This paper proposes to develop a new variant of the two-time-scale stochastic approximation to find the roots of two coupled nonlinear operators, assuming only noisy samples of these operators can be observed. Our key idea is to leverage the classic Ruppert-Polyak averaging technique to dynamically estimate the operators through their samples. The estimated values of these averaging steps will then be used in the two-time-scale stochastic approximation updates to find the desired solution. Our main theoretical result is to show that under the strongly monotone condition of the underlying nonlinear operators the mean-squared errors of the iterates generated by the proposed method converge to zero at an optimal rate $O(1/k)$, where $k$ is the number of iterations.
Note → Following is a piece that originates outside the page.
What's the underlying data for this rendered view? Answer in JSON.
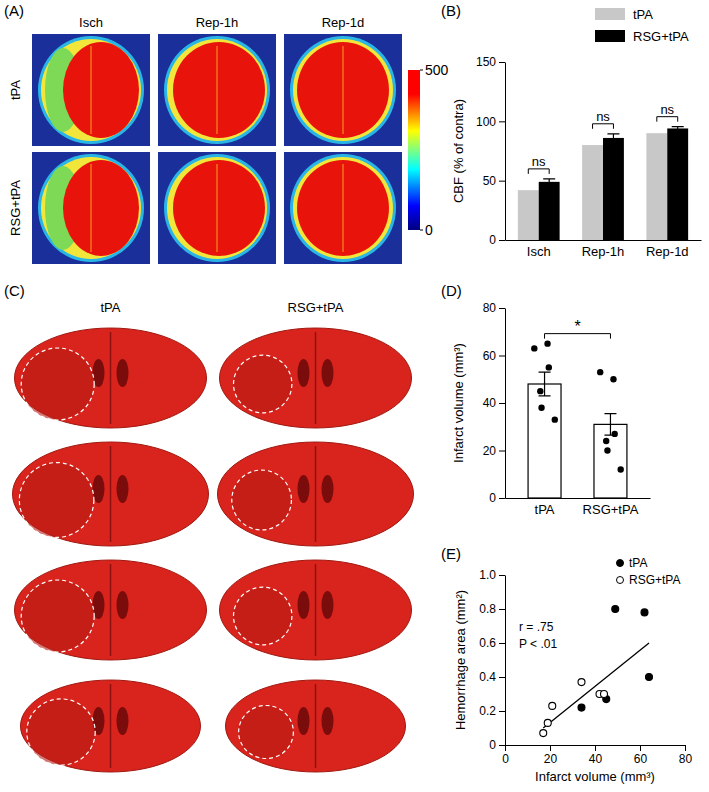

Our result significantly improves the existing result of two-time-scale stochastic approximation, where the best known finite-time convergence rate is $O(1/k^{2/3})$.

翻译：本文旨在开发一种新型双时间尺度随机逼近变体，用于求解两个耦合非线性算子的根，假设仅能观测到这些算子的含噪样本。其核心思想是借助经典的Ruppert-Polyak平均技术，通过样本动态估计算子。这些平均步骤的估计值将随后用于双时间尺度随机逼近的更新中，以求解目标解。本文的主要理论成果在于证明：在底层非线性算子满足强单调性的条件下，所提方法生成的迭代均方误差以最优速率 $O(1/k)$ 收敛至零，其中 $k$ 为迭代次数。该结果显著改进了现有双时间尺度随机逼近的结果——此前已知的最优有限时间收敛速率为 $O(1/k^{2/3})$。